Posted Jun 04, 2025 - 21:28 UTC

Monitoring

A fix has been implemented and we are monitoring the results.
Posted Jun 04, 2025 - 20:28 UTC

Update

We have identified that cloud.mongodb.com and all sub pages, including API endpoints, is down. Affected users may see timeouts, blank pages, or error pages from Cloud. This affects Cloud Manager as well.

Additionally Atlas Triggers, App Services, and Stream Processing are inactive at this time.

Search index management and changes to Search Nodes are not being processed at this time. Existing search indexes are unaffected.
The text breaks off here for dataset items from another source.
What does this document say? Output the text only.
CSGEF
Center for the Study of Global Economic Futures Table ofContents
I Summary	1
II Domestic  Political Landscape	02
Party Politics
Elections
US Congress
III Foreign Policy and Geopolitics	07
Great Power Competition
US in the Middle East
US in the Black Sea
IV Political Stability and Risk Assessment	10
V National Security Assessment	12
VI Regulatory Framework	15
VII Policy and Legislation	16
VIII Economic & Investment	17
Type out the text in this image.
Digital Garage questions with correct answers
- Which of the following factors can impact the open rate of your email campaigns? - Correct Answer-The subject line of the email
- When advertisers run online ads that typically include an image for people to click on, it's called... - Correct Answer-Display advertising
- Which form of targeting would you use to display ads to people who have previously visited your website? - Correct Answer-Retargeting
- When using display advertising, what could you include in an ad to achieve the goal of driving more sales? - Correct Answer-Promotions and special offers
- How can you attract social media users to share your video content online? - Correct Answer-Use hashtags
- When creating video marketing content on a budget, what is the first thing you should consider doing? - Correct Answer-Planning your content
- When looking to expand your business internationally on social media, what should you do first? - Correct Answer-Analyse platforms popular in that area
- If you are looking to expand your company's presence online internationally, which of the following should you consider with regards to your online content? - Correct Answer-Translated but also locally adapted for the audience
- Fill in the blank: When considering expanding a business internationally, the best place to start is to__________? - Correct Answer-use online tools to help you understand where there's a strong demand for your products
Existing cluster health is unaffected.
Posted Jun 04, 2025 - 20:09 UTC

Update

We have identified that cloud.mongodb.com and all sub pages, including API endpoints, is down. Affected users may see timeouts, blank pages, or error pages from Cloud. This affects Cloud Manager as well.

Additionally Atlas Triggers, App Services, and Stream Processing are inactive at this time.

Existing cluster health is unaffected.
Posted Jun 04, 2025 - 20:06 UTC

Update

We have identified that cloud.mongodb.com and all sub pages, including API endpoints, is down. Affected users may see timeouts, blank pages, or error pages from Cloud. This affects Cloud Manager as well.

Existing cluster health is unaffected.
Posted Jun 04, 2025 - 19:44 UTC

Update

MongoDB Atlas cluster operations are delayed and the web UI is still experiencing delays and failures. Cloud Manager and the admin API for both Atlas and Cloud Manager may also be delayed.

Existing cluster health is unaffected.
Posted Jun 04, 2025 - 19:02 UTC

Update

MongoDB Atlas cluster operations are delayed and the web UI is still experiencing delays and failures.

Existing cluster health is unaffected.
Posted Jun 04, 2025 - 18:16 UTC

Identified

We have identified an issue with MongoDB Atlas cluster operations and the web UI. Affected users may see timeouts when accessing the control panel or delays in creating or modifying clusters.

Existing cluster health is unaffected.
Posted Jun 04, 2025 - 17:30 UTC
This incident affected: MongoDB Cloud, MongoDB Atlas App Services and Device Sync, MongoDB Atlas Data Federation and Online Archive, and MongoDB Atlas Stream Processing.